Soon thereafter our neighbors built a fence.

My Uncle Howard used to bring us lots of stuff from his R&Rs. He brought us stuffed koalas and platypuses covered in real fur. (I think it was rabbit. Don't go all PC on me it was a long time ago). He also brought my parents the coolest set of flatware ever. He got it in Thailand, and it looks like this.

It's made of brass and wood, and it comes in a great big wooden box. The set includes fantastic pieces, including extra-long spoons and serving pieces with long necks that twist around like rotini.
My mother has since handed the set down to me, and I love that it didn't just come from Macy's. It came from my Uncle Howard, who, tragically, like many of my tribe,
had a drinking problem and was, ultimately, a tragic figure who died fairly young, ambushed, at least in my mind, by memories of loss and violence and an uncooperative liver.


Watson said...

I think learning to roast a pig requires a trip to Hawaii.

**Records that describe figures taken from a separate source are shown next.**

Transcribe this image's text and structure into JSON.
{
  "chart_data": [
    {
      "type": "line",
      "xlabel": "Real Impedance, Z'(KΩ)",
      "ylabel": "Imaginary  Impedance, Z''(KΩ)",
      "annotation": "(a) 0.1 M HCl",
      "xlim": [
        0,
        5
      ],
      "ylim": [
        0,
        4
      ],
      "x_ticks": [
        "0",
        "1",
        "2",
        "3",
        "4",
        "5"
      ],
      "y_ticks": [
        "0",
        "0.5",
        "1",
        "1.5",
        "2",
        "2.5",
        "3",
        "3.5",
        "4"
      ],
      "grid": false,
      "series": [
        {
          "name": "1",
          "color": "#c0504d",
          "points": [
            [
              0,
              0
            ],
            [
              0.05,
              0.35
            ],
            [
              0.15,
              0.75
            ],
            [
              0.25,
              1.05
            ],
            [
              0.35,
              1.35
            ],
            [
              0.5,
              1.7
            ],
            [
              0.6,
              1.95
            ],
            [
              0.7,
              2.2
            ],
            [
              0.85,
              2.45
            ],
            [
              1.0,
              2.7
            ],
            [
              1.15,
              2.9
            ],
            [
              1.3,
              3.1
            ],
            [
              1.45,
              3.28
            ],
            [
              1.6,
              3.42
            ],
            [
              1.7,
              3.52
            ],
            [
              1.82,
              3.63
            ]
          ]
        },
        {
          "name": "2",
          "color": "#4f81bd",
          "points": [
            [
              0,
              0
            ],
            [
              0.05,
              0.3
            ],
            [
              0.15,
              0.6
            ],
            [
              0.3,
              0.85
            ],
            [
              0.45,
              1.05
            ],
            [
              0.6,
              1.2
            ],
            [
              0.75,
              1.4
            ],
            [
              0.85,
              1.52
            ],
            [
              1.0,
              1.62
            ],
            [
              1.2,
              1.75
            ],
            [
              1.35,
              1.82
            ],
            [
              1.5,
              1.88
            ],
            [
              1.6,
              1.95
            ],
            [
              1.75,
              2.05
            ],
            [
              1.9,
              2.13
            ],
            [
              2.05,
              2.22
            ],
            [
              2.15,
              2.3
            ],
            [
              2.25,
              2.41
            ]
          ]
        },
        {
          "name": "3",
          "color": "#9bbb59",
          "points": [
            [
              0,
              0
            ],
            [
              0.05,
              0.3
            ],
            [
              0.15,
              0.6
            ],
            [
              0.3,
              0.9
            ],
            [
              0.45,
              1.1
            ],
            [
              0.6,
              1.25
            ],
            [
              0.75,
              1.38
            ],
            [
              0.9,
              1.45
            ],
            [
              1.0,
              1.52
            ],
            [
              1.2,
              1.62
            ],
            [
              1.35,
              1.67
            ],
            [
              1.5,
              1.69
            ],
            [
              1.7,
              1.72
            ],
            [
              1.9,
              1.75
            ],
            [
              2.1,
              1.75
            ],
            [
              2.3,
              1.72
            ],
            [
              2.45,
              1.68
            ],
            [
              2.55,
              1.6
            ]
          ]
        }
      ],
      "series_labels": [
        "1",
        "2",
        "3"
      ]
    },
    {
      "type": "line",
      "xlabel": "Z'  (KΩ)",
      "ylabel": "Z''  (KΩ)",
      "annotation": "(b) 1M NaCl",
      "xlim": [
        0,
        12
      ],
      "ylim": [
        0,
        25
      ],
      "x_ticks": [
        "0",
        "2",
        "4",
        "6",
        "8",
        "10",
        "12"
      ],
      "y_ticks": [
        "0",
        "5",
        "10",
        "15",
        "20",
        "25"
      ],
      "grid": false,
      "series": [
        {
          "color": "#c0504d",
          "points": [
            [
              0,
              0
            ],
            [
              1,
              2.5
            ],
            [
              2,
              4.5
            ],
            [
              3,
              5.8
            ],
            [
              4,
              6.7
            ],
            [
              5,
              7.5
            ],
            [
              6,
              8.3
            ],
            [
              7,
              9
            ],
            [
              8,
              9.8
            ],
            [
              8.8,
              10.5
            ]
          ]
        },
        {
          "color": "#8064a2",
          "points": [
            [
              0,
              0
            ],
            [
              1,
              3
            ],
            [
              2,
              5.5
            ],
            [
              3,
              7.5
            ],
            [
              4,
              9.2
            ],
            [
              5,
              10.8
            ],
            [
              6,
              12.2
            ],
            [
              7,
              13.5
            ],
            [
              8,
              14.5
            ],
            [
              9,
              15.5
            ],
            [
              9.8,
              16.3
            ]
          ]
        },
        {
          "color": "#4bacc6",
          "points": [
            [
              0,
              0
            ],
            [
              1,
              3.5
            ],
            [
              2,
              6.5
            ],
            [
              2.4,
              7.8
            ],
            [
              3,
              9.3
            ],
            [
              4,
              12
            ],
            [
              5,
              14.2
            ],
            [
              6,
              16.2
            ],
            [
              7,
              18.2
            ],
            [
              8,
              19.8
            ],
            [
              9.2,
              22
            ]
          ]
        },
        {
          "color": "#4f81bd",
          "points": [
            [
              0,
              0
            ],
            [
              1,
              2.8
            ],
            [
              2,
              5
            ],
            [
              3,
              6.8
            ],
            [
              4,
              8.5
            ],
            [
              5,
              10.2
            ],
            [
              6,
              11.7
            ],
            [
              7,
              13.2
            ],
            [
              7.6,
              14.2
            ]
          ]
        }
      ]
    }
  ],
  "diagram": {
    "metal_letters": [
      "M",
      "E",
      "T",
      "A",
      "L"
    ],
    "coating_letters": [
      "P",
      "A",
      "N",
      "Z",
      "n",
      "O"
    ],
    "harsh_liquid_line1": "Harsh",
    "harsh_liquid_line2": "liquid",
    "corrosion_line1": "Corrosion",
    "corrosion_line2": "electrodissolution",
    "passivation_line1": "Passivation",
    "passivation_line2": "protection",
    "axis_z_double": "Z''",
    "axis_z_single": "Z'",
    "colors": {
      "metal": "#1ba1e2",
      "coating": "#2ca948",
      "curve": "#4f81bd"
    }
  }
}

How is that for an excuse to travel! Been to Sienna and had the best Chianti in the whole world.... and you took cooking classes there? Awesome! You never cease to amaze me Margaret!

Ms M said...

Wonderful story!

They also know how to roast a whole pig in the Midwest. When my brother was married (in the 1980s), they slow-roasted a whole pig for the reception. The meat was tender and delicious.

But traveling to Hawaii would be a lot more exciting than going to the Midwest....

Petrea Burchard said...

A sweet, sad story about your Uncle Howard. And a pig, and flatware, but mostly Uncle Howard.

Olga Hebert said...

My food story is an old post:

My brother has had pig roast, but I think he has someone come in to do it.

Your flatware is most interesting, a nice reminder of your Uncle Howard.

Bellis said...

Love the bit about the fence! Maybe that pig was the last straw? I think that Thai flatware is beautiful. They used to sell it in Feast on Lake, at a very high price. I miss Feast. And feasts.